The move to diversify chip suppliers comes amid a complex relationship with Nvidia. Reuters reported that OpenAI had expressed dissatisfaction with the speed of some Nvidia chips for inference tasks, a workload ideally suited for Cerebras’ specialized hardware. While a planned $100 billion infrastructure deal with Nvidia has yet to materialize, Nvidia has since committed to a $20 billion investment.
Codex-Spark represents a smaller, optimized version of OpenAI’s Codex model, prioritizing speed over sheer capability.
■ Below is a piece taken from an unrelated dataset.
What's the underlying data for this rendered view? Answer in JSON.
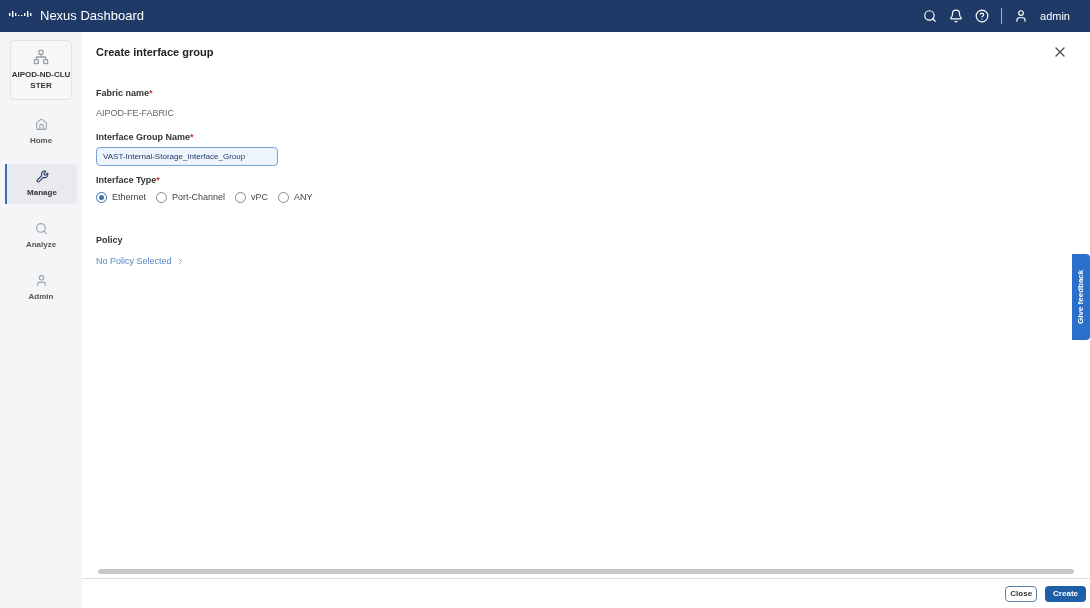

According to OpenAI, it produces more capable responses than GPT-5.1-Codex-mini while completing tasks in a fraction of the time. The model is particularly adept at making precise edits, revising plans and answering contextual questions about existing codebases.
The release of Codex-Spark follows a period of rapid iteration within OpenAI’s coding agent development. The company released GPT-5.2 in December, spurred by internal pressure from CEO Sam Altman to address competitive challenges from Google and Anthropic. The competitive landscape has seen a surge in capable coding agents, with Anthropic’s Claude Code also gaining prominence.
While Cerebras has demonstrated even faster token processing speeds on other models – reaching 2,100 tokens per second on Llama 3.1 70B and 3,000 tokens per second on OpenAI’s gpt-oss-120B – the comparatively lower speed of Codex-Spark may reflect the complexity of the model itself.
OpenAI also recently announced a $38 billion cloud computing agreement with Amazon in November 2025 and signed a multi-year deal with AMD in October 2025, further demonstrating its commitment to diversifying its infrastructure partnerships.